SDRIF-E - 14 février 2024Contribution de Stéphane Troussel, Président du Département de la Seine-Saint-Denis à l’enquête publique relative au projet de schéma directeur de la Région Ile-de-France – Environnemental (SDRIF-E)

A l’attention de Mesdames et Messieurs les commissaires enquêteurs,

Dans le cadre de cette enquête publique, je m’oppose au projet de SDRIF-E tel qu’il a été élaboré et soumis à la consultation, pour les raisons suivantes  :

Ce SDRIF-E ne permet pas de répondre aux besoins du territoire francilien alors que les enjeux sociaux, écologiques et territoriaux imposent de repenser le modèle de développement régional.

Les différentes crises et bouleversements socio-économiques des dernières années remettent en cause le modèle de développement hérité de l’ancien SDRIF et imposent de repenser l’aménagement du territoire. Ce projet de SDRIF-E se veut «  Environnemental  » mais il s’inscrit dans la continuité du précèdent SDRIF, sans prendre en compte les enjeux sociétaux et économiques apparus depuis, il ne permet pas de rompre avec un modèle de développement dépassé qui n’a fait qu’accroître les inégalités et n’a pas permis d’enclencher la résilience sociale et environnementale de l’Ile-de-France.

Ce projet de SDRIF-E se veut « Environnemental » mais il s’inscrit en réalité dans la continuité du précédent schéma directeur et il n’est pas à la hauteur des enjeux sociétaux et écologiques dont l’importance ne fera que s’accentuer à l’horizon 2040. Le paradigme selon lequel le développement économique est la matrice de toutes les politiques publiques doit être repensé pour permettre au territoire francilien de faire face au dérèglement climatique et renforcer la résilience des territoires. Pour les années à venir, l’attractivité de l’Île-de-France ne doit pas être seulement ou prioritairement économique, elle doit également être environnementale et sociale.

Depuis 2013 le nombre de départs d’habitants est plus important que le nombre d’arrivées sur le territoire francilien. Ce constat pose évidemment la question de la qualité du cadre de vie et du modèle de développement que l’on souhaite pour l’Ile-de-France. Il est désormais nécessaire d’envisager le développement régional à travers l’amélioration du cadre de vie.

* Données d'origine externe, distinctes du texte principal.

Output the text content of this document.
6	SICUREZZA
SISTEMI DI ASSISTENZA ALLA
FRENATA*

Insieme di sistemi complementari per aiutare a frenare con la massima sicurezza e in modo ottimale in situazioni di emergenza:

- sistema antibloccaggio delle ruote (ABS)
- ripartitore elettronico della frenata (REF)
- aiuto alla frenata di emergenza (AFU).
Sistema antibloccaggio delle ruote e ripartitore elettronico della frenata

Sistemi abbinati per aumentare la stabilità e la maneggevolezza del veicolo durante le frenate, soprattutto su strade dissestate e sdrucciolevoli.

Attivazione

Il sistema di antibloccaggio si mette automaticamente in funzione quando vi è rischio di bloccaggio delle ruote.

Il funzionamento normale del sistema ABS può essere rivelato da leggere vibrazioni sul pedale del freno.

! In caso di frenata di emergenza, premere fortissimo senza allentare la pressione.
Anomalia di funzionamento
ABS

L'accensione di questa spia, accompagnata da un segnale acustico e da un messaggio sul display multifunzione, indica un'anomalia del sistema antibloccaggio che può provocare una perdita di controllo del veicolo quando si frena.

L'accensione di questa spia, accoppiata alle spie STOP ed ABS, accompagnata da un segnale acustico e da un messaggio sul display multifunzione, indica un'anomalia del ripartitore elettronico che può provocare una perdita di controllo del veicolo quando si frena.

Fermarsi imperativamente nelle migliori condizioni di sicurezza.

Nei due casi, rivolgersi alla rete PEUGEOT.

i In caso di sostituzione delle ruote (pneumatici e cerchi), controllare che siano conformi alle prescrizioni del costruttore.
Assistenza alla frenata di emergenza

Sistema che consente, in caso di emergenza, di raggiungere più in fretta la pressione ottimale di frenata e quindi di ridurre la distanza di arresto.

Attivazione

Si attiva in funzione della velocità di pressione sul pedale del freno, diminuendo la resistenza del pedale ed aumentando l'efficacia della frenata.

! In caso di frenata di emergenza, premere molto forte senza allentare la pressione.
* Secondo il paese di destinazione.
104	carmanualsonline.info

A titre d’exemple, le SDRIF-E pourrait ainsi se saisir plus sérieusement du devenir des grandes zones commerciales et repenser la place de la voiture dans ces espaces. Le nombre de centres commerciaux identifiés comme devant être requalifiés dans le SDRIF-E est sous-dimensionné, alors même que le modèle qu’ils représentent sera remis en cause à l’échéance du SDRIF-E, pour encourager les commerces de proximité.

Les réponses apportées par le SDRIF-E sur le logement ou l’artificialisation des sols témoignent de son incapacité à apporter une réponse satisfaisante aux enjeux du territoire francilien

D’abord sur la question du logement, le dispositif anti-ghetto est un écran de fumée pour ne pas traiter le problème de l’application de la loi SRU par les communes les plus riches. Sous un prétexte de mixité sociale, cette disposition empêcherait la construction d’un logement sur cinq par rapport à la période 2018-2022. La Préfecture de la Région Ile-de-France s’est particulièrement inquiétée de cette disposition en évaluant à 21% le nombre de logements ne pouvant être construits à cause de cette mesure.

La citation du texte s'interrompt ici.